Qin made the comment following Tai's remarks about the "recoupling" of the US and Chinese economies, according to media reports. 

Those signals have sparked optimism for better China-US trade relations, but analysts remain cautious, as they don't expect the US to change its strategic anxiety over China in the foreseeable future. 

The US has been launching attacks against several Chinese industries through various forms, from tightening regulations on Chinese companies listed in the US to blocking supplies to Chinese technology firms. 

According to Qin, more than 900 Chinese companies have been included on the US' entity lists, and it's becoming increasingly normal that the US cracks down on Chinese companies and restricts China-US trade exchanges under the disguise of protecting national security. 

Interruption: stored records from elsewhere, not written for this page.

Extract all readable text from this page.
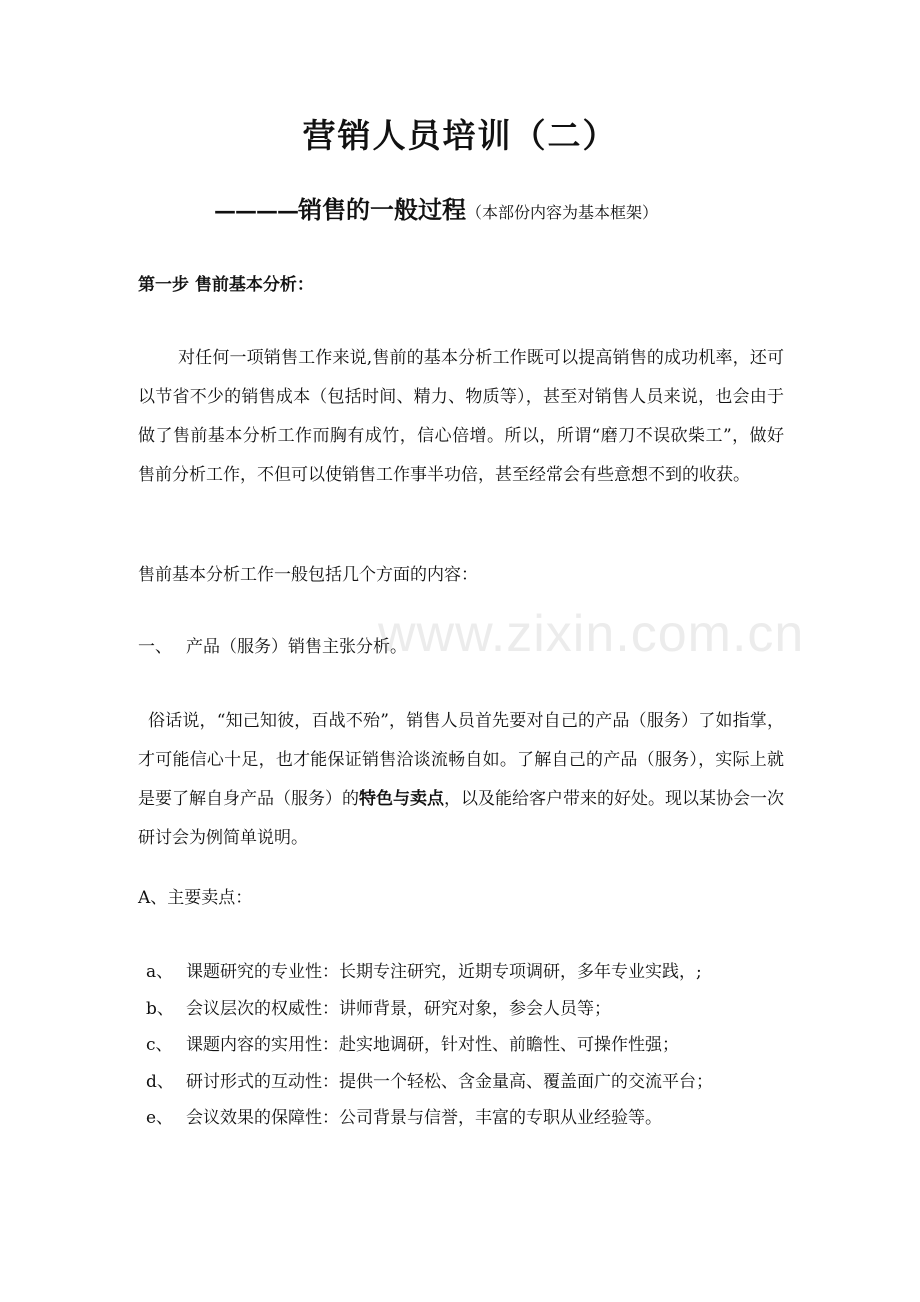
www.zixin.com.cn
营销人员培训（二）
————销售的一般过程（本部份内容为基本框架）
第一步 售前基本分析：
对任何一项销售工作来说,售前的基本分析工作既可以提高销售的成功机率，还可以节省不少的销售成本（包括时间、精力、物质等），甚至对销售人员来说，也会由于做了售前基本分析工作而胸有成竹，信心倍增。所以，所谓“磨刀不误砍柴工”，做好售前分析工作，不但可以使销售工作事半功倍，甚至经常会有些意想不到的收获。
售前基本分析工作一般包括几个方面的内容：
一、 产品（服务）销售主张分析。
俗话说，“知己知彼，百战不殆”，销售人员首先要对自己的产品（服务）了如指掌，才可能信心十足，也才能保证销售洽谈流畅自如。了解自己的产品（服务），实际上就是要了解自身产品（服务）的特色与卖点，以及能给客户带来的好处。现以某协会一次研讨会为例简单说明。
A、主要卖点：
a、 课题研究的专业性：长期专注研究，近期专项调研，多年专业实践，;
b、 会议层次的权威性：讲师背景，研究对象，参会人员等；
c、 课题内容的实用性：赴实地调研，针对性、前瞻性、可操作性强；
d、 研讨形式的互动性：提供一个轻松、含金量高、覆盖面广的交流平台；
e、 会议效果的保障性：公司背景与信誉，丰富的专职从业经验等。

But the situation might change, as the US economy is facing increasing pressures from domestic problems like consumer inflation and debt, where it is in more urgent need of support from China, experts said. 

Dong Shaopeng, a senior research fellow at the Chongyang Institute for Financial Studies at Renmin University of China, told the Global Times that the US hopes that China can continue to buy US bonds, while hoping that China's central bank could adopt a loose monetary following in the US' steps. 

"The US is at a point where it needs external support for its fiscal and trade policies to relieve its economic pressure. China has never objected to communication... the two countries have the basis to move in a positive direction," Dong told the Global Times. 

According to experts, one improvement that they expect in China-US trade talks is that the US might gradually relax the punitive tariffs on Chinese goods, as the tariffs have become a useless weapon for the US. 

"The tariff increases have added to the US' inflation level, while not succeeding in hurting Chinese exports to the US... it's a basic trend that the US would relax the tariffs in the future," Cong Yi, a professor at the Tianjin University of Finance and Economics, told the Global Times on Sunday. 

But he stressed that the process would take a long time, as the US would use the tariff issue as a bargaining chip to strive for more benefits from China. 

Despite the positive signs, experts also stressed that the US should show more sincerity in seeking cooperation with China.

"It's a positive sign that the two sides are restarting communication, but I don't think that the US has shown enough sincerity in solving friction," Dong said, adding that the US should not be overly obsessed with getting benefits from China - like forcing China to buy more of its products - while neglecting China's appeal. 

Cong said that China-US relations might ease compared with the Trump era, when many extreme anti-China policies were launched, but bilateral relations will continued to face tension in the long run, as the US is unlikely to change its stance of viewing China as a strategic competitor.